Prise d’acte et licenciement sans cause réelle et sérieuse

Les indemnités dues suite à une prise d’acte produisant les effets d’un licenciement sans cause réelle et sérieuse

La prise d’acte qui produit les effets d’un licenciement sans cause réelle et sérieuse fait bénéficier au salarié de l’indemnité de préavis et les congés payés afférents, l’indemnité de licenciement et les dommages-intérêts auxquels il aurait eu droit en cas de licenciement sans cause réelle et sérieuse (Cass. Soc. 14.09.2016 : n°14-16663).

Prise d’acte de la rupture du contrat de travail

Un salarié peut prendre acte de la rupture de son contrat de travail en raison de faits qu’il reproche à son employeur. Seul le salarié en contrat à durée indéterminée (CDI) peut prendre acte de la rupture de son contrat de travail en raison de faits qu’il reproche à son employeur.

Le salarié ne peut prendre acte de la rupture de son contrat de travail aux torts de l’employeur que lorsqu’il lui reproche de ne pas respecter ses obligations de façon grave.

Différentes catégories de faits peuvent être reprochées à l’employeur, et notamment :

  • une inexécution de ses obligations contractuelles ou conventionnelles (ex. : non-paiement du salaire, modification de la qualification professionnelle sans l’accord du salarié) ;
  • une attitude fautive (ex. : non-respect de règles d’hygiène, harcèlement, etc.).

Les faits fautifs ou les inexécutions des obligations contractuelles ou conventionnelles de l’employeur doivent être suffisamment graves pour rendre impossible la poursuite de la relation contractuelle (Cass. soc. 30.03.2010, n°08-44236).

Attention, le fait que les manquements reprochés à l’employeur soient anciens vide la prise d’acte de son fondement dans la mesure où le contrat de travail a pu se poursuivre malgré l’attitude de l’employeur (Cass. soc. 26.03.2014, n° 12-23634).

La procédure de la prise d’acte

La prise d’acte de la rupture du contrat de travail ne requiert aucun formalisme particulier, mais la plupart du temps, le salarié envoie une lettre recommandée avec avis de réception (LRAR) ou il remet son courrier directement à l’employeur. Cela permet de dater précisément la prise d’acte et d’éviter tout doute sur le mode de rupture.

Il est également possible pour le salarié de prendre acte de la rupture de son contrat de travail par l’intermédiaire de son avocat qui adresse un courrier en son nom (Cass. soc. 04.04.2007, n°05-42847). Dans ce cas, le conseil doit s’adresser directement à l’employeur du salarié concerné (Cass. soc. 16.05.2012, n°10-15238).

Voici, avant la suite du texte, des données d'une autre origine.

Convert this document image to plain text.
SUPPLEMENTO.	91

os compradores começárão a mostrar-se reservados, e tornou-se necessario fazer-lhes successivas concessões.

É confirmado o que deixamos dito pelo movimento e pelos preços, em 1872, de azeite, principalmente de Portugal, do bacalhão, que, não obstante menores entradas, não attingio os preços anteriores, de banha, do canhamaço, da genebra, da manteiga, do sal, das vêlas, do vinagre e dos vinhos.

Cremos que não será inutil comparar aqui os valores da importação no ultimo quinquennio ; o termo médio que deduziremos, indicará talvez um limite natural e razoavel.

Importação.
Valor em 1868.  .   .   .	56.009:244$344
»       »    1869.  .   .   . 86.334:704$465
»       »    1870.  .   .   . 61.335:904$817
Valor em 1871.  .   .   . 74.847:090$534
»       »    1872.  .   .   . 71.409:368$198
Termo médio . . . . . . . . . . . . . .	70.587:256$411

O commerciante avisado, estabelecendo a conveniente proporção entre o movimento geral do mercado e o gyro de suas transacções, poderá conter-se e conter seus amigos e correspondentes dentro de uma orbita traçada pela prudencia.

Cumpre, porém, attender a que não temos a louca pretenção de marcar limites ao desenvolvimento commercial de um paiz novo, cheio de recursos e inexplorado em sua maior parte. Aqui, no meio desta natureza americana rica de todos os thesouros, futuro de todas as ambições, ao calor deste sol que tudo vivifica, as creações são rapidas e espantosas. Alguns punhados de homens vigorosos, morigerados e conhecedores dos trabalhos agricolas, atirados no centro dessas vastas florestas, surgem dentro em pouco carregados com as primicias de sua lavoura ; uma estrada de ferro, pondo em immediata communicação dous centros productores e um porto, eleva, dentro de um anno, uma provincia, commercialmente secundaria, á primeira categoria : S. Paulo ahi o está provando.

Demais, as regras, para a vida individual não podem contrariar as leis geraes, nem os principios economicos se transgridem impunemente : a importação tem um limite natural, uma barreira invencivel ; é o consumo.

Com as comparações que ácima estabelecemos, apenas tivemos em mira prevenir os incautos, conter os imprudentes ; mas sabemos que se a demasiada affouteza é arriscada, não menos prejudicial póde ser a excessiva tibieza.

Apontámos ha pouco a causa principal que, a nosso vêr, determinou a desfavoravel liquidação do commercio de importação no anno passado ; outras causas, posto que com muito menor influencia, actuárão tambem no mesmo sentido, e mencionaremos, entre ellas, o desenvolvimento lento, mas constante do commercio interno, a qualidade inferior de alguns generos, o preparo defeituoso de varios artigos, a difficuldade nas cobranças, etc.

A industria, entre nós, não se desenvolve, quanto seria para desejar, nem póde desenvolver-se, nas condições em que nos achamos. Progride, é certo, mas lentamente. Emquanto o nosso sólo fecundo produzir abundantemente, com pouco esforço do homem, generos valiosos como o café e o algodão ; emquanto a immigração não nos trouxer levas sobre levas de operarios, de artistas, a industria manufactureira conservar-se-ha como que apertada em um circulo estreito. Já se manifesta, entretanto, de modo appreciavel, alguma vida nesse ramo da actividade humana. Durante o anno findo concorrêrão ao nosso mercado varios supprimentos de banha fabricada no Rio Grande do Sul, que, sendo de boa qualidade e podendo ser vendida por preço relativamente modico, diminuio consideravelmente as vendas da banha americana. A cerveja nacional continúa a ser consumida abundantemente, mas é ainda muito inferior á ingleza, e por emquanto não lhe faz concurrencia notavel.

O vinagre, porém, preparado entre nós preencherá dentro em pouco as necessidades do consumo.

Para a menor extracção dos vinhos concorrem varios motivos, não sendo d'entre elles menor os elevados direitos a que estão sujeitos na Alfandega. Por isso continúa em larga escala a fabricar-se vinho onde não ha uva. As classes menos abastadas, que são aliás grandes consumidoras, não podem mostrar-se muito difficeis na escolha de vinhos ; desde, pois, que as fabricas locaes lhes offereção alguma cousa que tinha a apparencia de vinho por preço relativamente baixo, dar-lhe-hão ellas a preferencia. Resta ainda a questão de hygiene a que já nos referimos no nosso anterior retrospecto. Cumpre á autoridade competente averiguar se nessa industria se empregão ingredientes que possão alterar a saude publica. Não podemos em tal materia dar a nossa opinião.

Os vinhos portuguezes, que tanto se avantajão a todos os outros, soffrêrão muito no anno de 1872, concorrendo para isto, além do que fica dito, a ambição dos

La prise d’acte de la rupture de son contrat de travail par le salarié entraîne la cessation immédiate du contrat (Cass. soc. 31.10.2006, n°04-46280 ; Cass. soc. 25.02.2009, n°06-46436). La prise d’acte rompant immédiatement le contrat de travail, le salarié n’est pas tenu d’exécuter un préavis.

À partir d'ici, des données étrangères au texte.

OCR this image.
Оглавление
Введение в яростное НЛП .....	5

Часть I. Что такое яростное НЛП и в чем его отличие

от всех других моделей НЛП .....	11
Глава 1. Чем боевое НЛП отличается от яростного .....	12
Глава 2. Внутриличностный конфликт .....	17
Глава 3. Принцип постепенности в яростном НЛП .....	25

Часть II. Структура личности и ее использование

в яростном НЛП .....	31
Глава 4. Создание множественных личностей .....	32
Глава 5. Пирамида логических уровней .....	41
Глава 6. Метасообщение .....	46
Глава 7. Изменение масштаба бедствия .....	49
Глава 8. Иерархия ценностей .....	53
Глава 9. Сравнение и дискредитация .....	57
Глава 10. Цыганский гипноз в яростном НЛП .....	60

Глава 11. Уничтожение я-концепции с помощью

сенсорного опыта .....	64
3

Les effets de la prise d’acte

La prise d’acte peut produire les effets d’une démission si les juges estiment que les griefs invoqués par le salarié ne justifiaient pas la rupture du contrat.

La prise d’acte peut tout aussi bien produire les effets d’un licenciement sans cause réelle et sérieuse lorsque les juges estiment que les griefs reprochés à l’employeur justifient la rupture du contrat. Dans ce cas, le salarié a droit à l’indemnité de licenciement, à une indemnité compensatrice de préavis et à des dommages et intérêts pour licenciement sans cause réelle et sérieuse. Le salarié a droit à l’indemnité compensatrice de préavis et à l’indemnité de congés payés sur préavis même s’il a été dispensé de préavis à sa demande (Cass. soc. 20.01.2010, n°08-43471).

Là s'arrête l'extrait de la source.